Today, there are signs that the US and European liberal democratic systems are under threat. The most obvious of these is a loss of trust in public institutions. Factors such as the willingness of Western governments to allow widespread impoverishment, the weakening of labour organisations, and the failure to provide adequate healthcare and other necessities, feed into powerful movements seeking to undercut the mainstream political system.

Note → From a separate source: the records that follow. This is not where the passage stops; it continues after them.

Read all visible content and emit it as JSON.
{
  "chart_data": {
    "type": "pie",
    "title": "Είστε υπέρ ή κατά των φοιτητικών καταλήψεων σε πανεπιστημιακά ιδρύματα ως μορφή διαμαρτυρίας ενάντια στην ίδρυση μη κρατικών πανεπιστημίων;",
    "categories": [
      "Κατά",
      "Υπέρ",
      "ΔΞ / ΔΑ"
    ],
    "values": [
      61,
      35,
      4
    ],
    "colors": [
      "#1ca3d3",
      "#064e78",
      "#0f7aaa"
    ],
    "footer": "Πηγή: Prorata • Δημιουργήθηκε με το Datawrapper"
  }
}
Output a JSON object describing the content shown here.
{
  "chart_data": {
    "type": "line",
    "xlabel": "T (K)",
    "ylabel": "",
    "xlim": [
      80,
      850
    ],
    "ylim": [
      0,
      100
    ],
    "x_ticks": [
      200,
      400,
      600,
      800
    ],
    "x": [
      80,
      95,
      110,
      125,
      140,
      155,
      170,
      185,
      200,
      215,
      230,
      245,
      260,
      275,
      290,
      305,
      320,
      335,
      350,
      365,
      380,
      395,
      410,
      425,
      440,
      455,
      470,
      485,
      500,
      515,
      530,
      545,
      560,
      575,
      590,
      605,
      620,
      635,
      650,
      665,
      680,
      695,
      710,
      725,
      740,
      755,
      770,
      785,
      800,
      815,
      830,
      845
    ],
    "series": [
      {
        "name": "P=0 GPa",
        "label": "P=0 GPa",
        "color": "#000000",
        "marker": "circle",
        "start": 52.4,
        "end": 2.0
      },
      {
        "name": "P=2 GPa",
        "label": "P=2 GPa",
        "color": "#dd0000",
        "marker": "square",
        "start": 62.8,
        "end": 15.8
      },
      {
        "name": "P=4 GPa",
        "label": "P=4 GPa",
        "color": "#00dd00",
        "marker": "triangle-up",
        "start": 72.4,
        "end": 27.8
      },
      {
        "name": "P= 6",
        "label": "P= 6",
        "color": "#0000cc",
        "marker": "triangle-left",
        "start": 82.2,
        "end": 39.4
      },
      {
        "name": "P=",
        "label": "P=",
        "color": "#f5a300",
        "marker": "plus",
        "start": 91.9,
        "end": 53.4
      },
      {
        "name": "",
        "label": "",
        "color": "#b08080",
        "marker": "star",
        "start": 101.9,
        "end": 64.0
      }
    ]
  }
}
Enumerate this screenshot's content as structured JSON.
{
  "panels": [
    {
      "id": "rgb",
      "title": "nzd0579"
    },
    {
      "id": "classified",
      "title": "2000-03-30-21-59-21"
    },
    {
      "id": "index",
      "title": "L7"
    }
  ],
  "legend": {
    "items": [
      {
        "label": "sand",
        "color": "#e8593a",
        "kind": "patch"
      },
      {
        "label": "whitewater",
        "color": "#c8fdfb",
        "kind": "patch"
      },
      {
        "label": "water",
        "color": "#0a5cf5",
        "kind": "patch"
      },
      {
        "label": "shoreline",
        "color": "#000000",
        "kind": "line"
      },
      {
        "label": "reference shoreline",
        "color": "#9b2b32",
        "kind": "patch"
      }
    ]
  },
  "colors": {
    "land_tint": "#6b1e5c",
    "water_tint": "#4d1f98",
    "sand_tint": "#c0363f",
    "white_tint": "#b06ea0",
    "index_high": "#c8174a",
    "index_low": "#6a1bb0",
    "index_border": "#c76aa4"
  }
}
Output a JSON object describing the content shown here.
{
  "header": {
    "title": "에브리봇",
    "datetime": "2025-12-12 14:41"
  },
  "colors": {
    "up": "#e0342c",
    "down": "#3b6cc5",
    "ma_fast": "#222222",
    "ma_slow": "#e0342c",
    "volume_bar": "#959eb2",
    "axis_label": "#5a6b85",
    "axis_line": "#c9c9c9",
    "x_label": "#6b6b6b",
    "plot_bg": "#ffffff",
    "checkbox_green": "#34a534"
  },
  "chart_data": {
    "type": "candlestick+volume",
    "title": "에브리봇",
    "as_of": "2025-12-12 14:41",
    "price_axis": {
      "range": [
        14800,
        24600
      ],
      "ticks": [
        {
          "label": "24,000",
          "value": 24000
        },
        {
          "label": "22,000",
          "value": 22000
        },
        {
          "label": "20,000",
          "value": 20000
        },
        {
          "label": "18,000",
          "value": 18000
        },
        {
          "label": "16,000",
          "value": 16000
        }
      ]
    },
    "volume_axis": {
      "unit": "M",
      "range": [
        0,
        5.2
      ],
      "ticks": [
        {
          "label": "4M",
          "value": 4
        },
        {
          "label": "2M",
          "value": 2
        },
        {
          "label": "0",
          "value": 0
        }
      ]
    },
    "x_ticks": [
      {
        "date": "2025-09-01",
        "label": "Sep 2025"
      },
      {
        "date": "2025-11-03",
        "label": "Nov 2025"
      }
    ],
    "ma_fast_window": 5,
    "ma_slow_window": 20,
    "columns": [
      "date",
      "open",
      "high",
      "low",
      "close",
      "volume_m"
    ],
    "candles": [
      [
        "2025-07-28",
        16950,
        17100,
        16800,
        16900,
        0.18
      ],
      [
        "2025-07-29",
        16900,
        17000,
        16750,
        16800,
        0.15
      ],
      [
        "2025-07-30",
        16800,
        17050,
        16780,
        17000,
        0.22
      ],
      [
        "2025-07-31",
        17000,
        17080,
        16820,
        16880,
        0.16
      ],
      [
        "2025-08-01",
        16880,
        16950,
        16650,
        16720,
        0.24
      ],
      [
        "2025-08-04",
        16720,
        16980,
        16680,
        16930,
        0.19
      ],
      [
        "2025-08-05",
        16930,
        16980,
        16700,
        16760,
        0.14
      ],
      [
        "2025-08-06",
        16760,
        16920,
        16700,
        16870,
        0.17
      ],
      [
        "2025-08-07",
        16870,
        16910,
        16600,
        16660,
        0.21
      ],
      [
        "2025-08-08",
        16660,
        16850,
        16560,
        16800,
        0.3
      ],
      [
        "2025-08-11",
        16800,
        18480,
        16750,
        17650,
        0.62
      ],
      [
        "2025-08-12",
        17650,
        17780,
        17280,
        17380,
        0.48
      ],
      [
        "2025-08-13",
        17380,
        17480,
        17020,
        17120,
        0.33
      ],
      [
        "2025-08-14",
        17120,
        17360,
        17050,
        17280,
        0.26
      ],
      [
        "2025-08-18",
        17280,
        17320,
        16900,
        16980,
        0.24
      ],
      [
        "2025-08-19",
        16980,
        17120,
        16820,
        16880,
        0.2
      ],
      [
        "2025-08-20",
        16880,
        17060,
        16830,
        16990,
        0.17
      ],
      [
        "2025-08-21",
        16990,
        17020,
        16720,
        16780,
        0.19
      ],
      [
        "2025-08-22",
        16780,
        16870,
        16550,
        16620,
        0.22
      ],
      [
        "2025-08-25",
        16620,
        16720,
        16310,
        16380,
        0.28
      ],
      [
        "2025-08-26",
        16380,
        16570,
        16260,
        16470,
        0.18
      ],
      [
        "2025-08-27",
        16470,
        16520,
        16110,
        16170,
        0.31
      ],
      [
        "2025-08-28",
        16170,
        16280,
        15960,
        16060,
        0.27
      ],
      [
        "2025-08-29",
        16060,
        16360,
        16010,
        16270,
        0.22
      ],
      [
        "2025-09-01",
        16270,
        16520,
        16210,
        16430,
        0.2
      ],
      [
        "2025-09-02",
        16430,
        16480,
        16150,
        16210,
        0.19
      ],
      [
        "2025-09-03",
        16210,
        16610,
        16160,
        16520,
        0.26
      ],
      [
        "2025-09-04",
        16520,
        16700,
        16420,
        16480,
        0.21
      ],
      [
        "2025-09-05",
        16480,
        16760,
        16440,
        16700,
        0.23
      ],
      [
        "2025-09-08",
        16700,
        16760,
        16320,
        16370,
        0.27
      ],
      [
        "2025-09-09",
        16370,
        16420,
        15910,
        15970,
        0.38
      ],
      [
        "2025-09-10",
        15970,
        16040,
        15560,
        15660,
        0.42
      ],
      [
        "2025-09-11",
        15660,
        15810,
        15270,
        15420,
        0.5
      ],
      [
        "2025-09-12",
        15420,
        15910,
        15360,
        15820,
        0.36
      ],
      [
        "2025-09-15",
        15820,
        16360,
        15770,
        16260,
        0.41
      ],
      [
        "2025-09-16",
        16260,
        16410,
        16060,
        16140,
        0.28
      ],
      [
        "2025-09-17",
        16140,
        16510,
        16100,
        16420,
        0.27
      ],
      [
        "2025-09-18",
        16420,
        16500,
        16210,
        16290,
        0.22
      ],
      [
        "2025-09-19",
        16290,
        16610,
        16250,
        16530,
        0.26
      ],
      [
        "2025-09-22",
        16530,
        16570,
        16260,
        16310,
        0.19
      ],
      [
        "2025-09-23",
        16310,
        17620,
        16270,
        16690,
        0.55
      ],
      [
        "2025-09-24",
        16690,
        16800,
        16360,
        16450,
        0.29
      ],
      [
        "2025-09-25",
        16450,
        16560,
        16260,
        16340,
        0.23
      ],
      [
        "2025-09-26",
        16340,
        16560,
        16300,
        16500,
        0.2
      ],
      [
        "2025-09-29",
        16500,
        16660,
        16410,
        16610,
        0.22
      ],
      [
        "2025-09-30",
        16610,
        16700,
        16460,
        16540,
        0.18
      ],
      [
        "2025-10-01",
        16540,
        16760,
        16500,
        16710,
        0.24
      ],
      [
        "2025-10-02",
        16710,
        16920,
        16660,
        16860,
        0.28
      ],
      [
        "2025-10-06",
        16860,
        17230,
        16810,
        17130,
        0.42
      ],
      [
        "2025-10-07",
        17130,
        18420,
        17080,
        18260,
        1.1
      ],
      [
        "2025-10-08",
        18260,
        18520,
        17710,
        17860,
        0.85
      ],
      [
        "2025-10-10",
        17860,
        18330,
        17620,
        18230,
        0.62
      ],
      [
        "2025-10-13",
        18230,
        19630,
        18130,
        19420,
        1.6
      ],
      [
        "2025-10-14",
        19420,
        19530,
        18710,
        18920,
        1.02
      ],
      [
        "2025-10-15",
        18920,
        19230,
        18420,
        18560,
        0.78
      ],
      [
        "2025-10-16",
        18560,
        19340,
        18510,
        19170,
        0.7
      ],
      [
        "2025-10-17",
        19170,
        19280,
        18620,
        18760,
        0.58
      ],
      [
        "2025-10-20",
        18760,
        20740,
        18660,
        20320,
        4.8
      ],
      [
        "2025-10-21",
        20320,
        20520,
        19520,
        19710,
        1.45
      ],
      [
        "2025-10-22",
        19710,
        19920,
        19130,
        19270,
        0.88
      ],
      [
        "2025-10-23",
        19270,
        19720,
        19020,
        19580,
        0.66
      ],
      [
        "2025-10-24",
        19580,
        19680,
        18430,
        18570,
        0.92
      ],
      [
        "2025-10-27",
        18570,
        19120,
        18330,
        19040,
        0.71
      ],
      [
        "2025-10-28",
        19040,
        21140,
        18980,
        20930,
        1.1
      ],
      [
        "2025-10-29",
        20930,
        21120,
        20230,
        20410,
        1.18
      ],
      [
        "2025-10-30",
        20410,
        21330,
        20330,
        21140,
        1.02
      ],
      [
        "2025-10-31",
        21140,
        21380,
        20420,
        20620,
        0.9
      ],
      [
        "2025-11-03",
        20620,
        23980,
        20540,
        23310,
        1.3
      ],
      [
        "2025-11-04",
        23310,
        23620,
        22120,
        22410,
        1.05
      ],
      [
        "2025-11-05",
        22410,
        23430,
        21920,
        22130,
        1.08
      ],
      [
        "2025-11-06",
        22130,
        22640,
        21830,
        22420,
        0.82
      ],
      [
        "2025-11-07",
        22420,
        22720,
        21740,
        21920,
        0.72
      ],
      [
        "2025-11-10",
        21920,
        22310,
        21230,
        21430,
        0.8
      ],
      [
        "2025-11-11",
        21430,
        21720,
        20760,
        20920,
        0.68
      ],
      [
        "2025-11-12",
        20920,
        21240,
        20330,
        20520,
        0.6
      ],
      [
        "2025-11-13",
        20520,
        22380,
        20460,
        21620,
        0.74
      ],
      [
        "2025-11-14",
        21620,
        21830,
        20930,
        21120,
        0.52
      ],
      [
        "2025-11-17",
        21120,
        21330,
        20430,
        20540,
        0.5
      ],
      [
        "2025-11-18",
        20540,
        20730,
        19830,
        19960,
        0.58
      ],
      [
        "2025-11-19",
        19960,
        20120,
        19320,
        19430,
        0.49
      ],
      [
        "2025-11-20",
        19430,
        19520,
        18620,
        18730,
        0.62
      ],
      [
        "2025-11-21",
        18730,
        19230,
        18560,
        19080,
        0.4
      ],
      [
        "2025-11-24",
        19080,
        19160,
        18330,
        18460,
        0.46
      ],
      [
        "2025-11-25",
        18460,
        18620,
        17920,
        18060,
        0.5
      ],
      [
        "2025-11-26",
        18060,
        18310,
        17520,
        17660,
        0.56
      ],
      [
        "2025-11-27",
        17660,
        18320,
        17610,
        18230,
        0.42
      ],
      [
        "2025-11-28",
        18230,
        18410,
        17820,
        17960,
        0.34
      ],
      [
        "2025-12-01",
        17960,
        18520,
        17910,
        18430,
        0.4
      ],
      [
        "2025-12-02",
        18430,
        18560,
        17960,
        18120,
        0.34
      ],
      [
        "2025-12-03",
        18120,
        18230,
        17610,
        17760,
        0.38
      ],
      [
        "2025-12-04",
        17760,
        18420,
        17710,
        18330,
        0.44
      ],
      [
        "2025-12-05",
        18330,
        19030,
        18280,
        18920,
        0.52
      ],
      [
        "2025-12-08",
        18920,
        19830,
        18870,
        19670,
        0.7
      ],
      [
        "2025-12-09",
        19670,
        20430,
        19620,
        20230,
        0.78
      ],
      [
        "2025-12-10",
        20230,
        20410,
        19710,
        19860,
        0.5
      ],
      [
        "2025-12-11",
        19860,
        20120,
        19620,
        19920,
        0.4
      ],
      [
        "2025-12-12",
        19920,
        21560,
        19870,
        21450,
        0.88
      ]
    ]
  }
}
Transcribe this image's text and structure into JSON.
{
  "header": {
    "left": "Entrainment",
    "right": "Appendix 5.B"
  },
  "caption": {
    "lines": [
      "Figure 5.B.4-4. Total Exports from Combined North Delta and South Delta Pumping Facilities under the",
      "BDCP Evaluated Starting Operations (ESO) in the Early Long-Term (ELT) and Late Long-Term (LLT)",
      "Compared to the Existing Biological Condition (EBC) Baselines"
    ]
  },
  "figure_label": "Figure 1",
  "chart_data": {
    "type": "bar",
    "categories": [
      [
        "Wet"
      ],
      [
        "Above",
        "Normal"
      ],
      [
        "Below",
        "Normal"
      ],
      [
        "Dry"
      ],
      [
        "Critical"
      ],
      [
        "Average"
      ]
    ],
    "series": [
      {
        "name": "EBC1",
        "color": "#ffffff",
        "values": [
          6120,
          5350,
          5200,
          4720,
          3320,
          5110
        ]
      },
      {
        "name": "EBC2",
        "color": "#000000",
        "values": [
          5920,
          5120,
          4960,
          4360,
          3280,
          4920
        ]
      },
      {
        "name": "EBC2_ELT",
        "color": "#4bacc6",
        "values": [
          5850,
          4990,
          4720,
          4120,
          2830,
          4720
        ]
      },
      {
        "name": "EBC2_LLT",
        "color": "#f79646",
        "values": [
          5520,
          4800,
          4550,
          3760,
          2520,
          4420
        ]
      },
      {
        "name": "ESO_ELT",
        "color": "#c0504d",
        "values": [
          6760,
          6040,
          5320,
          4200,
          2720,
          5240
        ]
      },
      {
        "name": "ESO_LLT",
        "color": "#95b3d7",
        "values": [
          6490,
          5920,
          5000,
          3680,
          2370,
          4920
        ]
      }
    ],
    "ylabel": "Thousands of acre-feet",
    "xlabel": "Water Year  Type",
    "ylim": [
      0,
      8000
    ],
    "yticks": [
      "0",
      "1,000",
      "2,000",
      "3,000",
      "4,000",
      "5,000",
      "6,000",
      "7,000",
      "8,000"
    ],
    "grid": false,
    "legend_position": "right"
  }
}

So too we see ideas from the intellectual fringe informing these increasingly powerful political movements. Some of these movements use social Darwinist ideas to claim, for instance, that public welfare is undercut by immigration. In Europe, the normalisation of nationalist groups such as the one supporting Éric Zemmour’s bid for the French presidency, or Viktor Orbán’s Fidesz Party in Hungary, is threatening established political norms. In the United Kingdom, some advocates of Brexit have translated traditional English exceptionalism into a form of hypernationalism in terms that, like those of the former US president Donald Trump’s supporters, echo social Darwinist doctrines. The prevalence of belief in lies, such as the lie that Trump won the 2020 election, is evocative of the universe of false assumptions that spread in Germany during Hitler’s rise to power. To combat the fissures that election lies, immigration fantasies or antivaccination movements represent, Western governments should recognise that the prevalence of fringe thinking is a sign that they are failing.

The path to restoring faith – which could lead through the sort of disruption that has preserved societies in the past – will offer real help to those who have been left behind. The underlying principle of liberal democracy is the contract between government and the governed. Government has a responsibility to reign in corporate power that undermines public welfare and spreads falsehood, just as it has a responsibility to ensure that people have access to the goods and services they need. This will require practices very different from ‘politics as normal’. It is a critical lesson from history that, when normality fails, change will come.

The signs are that we’re in a time that is ripe for disruption. But what sort will it be?